Several officials representing agencies that collaborated on the bridge spoke at Friday’s ceremony.
Hundreds crowded together on the roadway to hear them, some on bikes, others on foot. Boise State University president Bob Kustra said the bridge was a symbolic and literal link between the university and the community.
Every week, Kustra said, “student-athletes will cross this bridge and walk into this community, whether it’s St. Luke’s, whether it’s our schools across the Treasure Valley and they will commit to young kids and anyone who’s in trouble and in need in a time of duress.”
Bill Connors, president of the Boise Metro Chamber of Commerce, expressed pride in the expediency of the construction, but also urged the public to do something specific.
“Please, give a little business to these folks,” he said, referring to the nearby restaurants and businesses that were cut off from the steady stream of bridge traffic since January. “They need it.”
Kevin Martinez, general manager of the Ram Restaurant and Brewery, said his establishment offered deals and relied on regulars to keep trucking through the nine months of construction.

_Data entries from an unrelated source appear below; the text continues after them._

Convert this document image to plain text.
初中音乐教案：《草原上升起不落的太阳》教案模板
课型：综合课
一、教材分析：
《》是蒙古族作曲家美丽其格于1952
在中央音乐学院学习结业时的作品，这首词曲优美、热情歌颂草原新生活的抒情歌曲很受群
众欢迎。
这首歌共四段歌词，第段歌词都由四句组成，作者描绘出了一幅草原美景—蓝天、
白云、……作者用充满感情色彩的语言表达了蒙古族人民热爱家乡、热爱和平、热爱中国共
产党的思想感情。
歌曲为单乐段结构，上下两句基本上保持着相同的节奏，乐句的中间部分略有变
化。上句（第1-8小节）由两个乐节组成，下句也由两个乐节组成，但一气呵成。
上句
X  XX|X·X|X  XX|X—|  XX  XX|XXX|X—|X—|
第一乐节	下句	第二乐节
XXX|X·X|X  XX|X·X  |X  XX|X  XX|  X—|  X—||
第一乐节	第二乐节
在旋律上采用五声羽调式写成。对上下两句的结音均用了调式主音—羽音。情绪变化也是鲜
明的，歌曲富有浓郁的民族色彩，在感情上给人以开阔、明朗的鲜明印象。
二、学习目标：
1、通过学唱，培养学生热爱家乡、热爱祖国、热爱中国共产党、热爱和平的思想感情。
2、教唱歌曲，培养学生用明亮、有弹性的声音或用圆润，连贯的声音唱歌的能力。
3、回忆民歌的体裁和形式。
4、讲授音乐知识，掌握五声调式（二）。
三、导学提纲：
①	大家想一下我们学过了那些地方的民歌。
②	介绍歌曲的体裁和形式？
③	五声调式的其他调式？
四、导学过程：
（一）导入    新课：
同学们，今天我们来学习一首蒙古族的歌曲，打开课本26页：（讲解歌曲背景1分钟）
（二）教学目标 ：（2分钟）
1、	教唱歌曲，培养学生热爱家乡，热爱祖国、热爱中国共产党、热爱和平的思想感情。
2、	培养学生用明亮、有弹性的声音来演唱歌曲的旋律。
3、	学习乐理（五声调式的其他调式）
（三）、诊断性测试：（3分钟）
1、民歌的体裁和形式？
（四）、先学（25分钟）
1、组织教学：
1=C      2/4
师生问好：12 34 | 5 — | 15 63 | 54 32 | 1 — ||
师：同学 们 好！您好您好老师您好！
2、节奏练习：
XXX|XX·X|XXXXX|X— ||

But he was ready and eager for things to go back to normal.
“We’re real happy about it,” he said.
Chili’s manager Ken Brown seconded that sentiment.
“We are extremely excited for the bridge to be back open,” he said. “Not only for our lunches ... but especially for the tailgate season.”
Pita Pit’s owner, Nick Epler, told the Statesman in February that business was down 45 percent on Broadway Avenue, which had been his busiest location in Boise and Meridian. When the Statesman reached out to Broadway Pita Pit employees Friday, they said they were so busy they didn’t have time to comment.
Pablo Amezcuo, general manager of Qdoba, said he was relieved. His restaurant kept people coming by offering aggressive specials and appealing to bridge construction workers.
“We’re really happy that it’s finally back open,” he said.
Israel Salgato, regional manager for Qdoba, said he was optimistic business would be better than before the shutdown because the bridge has wider lanes and broader — 10-foot-wide — sidewalks. That, combined with the regular fall semester influx of students, should mean good things for business, he said.
“It’s going to have more business,” he said. “Much better than the old bridge.”